$110,000 for Gated Source Code

I think you would be suprised at the number of commercial networking
vendors that use GateD source code as the basis for their routing
protocol suite...

  Scott

And if they're going to sell products based on gated, they should be
paying royalties to the Gated Consortium...but why should the average ISP
that wants to try some of the features of gated 4.x be forced to put down
a big chunk of change? Many ISPs will have the attitude "if I have to
spend X on gated, and still pay for the hardware and figure out the
software, I'll just hand the money to Cisco and have one company to point
fingers at if it doesn't work or breaks."

Actually, I'll just use 3.5.9 and point my corporate fingers at MERIT if it
doesn't work, or breaks. Further, if I have run-rime problems I may point
legal fingers that way, as well. Flemming *has* a point, since GateD is NSF
funded, it shouldn't be for-profit. I guarantee that my tax dollars are
already paying for it. Why should I pay extra?

There is ONLY (ONLY) two well-debugged and wideworld checked router
implementation now - first is CISCO IOS, second is GATED.
First is checked over million CISCOs, second was
checked
by MERIT's back-bone, by a lot of ISP who used gated for their host-based
routers, and now by those vendors who implemented gated into their
routers. I do not think it's an excellent product (through nothing is
excellent in the Internet), but in comparation to the other
implementation it's out of competition for now (remember a lot of
Internet bums caused by Wellfleet? RIP broadcast storms over the
inter-sea links caused by Annex? And so on...).
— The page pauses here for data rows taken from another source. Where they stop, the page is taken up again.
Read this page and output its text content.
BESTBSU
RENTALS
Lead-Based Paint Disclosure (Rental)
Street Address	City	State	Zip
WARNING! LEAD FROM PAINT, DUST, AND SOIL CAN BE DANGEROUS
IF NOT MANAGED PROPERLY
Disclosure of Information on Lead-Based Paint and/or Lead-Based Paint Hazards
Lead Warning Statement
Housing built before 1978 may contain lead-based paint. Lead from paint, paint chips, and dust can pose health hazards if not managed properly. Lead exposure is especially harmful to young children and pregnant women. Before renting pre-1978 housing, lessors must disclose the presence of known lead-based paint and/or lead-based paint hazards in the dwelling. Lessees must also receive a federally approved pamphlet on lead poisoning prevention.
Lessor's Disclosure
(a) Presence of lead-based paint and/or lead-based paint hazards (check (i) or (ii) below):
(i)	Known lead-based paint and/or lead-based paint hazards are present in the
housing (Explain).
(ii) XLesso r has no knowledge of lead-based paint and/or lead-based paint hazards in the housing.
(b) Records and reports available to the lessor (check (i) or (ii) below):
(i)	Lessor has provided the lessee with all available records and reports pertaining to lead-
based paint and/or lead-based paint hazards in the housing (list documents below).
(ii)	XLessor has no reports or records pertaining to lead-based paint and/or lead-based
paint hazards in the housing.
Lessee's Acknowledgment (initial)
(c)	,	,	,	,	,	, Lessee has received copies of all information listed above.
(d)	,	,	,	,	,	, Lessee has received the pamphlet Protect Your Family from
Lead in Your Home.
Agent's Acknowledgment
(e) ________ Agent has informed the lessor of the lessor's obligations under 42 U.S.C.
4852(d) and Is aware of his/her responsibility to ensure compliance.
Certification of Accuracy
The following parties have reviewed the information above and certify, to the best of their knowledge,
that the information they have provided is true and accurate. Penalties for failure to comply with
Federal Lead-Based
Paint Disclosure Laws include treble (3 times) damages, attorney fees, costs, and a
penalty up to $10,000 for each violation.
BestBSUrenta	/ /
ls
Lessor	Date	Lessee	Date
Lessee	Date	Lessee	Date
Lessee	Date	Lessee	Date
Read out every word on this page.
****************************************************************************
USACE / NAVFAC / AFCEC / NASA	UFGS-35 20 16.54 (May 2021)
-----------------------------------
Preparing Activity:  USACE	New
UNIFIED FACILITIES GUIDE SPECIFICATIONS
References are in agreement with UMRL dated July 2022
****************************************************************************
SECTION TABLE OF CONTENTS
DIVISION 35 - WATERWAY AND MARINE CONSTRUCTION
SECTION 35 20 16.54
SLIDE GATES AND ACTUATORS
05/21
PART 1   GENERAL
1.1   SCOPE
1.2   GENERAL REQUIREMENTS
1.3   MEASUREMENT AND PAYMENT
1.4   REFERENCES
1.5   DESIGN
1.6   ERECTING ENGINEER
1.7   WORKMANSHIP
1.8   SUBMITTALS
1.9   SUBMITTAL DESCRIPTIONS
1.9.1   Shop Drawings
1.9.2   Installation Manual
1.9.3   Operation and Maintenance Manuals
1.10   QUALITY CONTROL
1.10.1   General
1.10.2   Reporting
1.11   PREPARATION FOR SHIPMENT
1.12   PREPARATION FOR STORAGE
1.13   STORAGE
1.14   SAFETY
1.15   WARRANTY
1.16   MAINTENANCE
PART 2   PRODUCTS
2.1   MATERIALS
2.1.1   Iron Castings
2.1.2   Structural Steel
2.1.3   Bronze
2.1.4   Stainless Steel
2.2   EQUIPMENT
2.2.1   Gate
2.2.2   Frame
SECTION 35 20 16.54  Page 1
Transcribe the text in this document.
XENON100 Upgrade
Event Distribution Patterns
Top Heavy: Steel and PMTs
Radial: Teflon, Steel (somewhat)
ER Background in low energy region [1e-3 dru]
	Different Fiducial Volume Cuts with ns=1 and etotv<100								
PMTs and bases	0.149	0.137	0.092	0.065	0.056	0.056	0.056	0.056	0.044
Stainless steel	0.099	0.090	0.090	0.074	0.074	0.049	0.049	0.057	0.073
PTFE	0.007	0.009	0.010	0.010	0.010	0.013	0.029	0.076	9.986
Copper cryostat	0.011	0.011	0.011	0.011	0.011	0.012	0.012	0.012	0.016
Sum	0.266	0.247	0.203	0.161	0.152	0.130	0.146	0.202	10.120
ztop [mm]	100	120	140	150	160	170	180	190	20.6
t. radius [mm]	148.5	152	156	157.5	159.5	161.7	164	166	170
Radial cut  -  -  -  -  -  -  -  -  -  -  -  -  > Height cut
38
Through the world is changed every day.

However how would you like NSF to require larger funding then they already
get because gated goes for free.

cjm

I agree with Alex. People don't seem to realize that GateD
ran the NFSNET backbone for years. Now, the key difference is
that was the Cornell version and now we have Merit enhancements
and fixes some of which are quite important. The Cornell version
is free, though I know there are bugs in it those bugs are
documented.
Some of the bugs are not *really* bugs -- most notorious to me is
the issue of OSPF restart (change your BGP policy, HUP GateD and
watch
your entire OSPF cloud lurch under LSDB recalculate because one
router
restarted OSPF). Merit fixed GateD to avoid this problem by
redoing the OSPF code. That work was funded by the GateD
Consortium, which is where your $10k goes.

So take your choice: Cornell Gated for free with some fixes over
what ran the NSFNET, or Merit GateD with some real improvements
for pay unless you get a research license to play with it.

Dana Hudes
Graphnet

Alex P. Rudnev wrote:

Hi,
I would like to clarify that GateD worked on totally different NSFNET
backbone. What used to be NSFNET backbone now could be compared to
'Net edges in terms of traffic, number of routes and complexity of
policies. That doesn't say that GateD wouldn't work in today's backbone
at all. Probably there will be some problems if you run it as-is in the
core.
Many start-ups are working on scaling and shaping GateD as well as
some other off-the-shelf IP stacks. And we shall see who'll successed.

alex@Relcom.EU.net (Alex P. Rudnev) writes:

There is ONLY (ONLY) two well-debugged and wideworld checked router
implementation now - first is CISCO IOS, second is GATED.

I'd like to take some small issue with that statement.

Well debugged??? ROTFL

Tony

dhudes@graphnet.com (Mr. Dana Hudes) writes:

I agree with Alex. People don't seem to realize that GateD
ran the NFSNET backbone for years.

People need to recall the difference between rcp_routed and gated.

Tony

Eh? I worked on the end of the NSFNET project at Advantis.
ANS always had their own GateD to insert on the NSS so the build
of AIX we sent did not include GateD. But, perhaps one of the ANS
folks such as Curtis V. who are around can provide
authoritative statement.

Tony Li wrote:

Well debugged??? ROTFL

well, all us vic^h^h^hcustomers have been debugging this <bleep> for a
decade. maybe if you paid us more we would do a better job.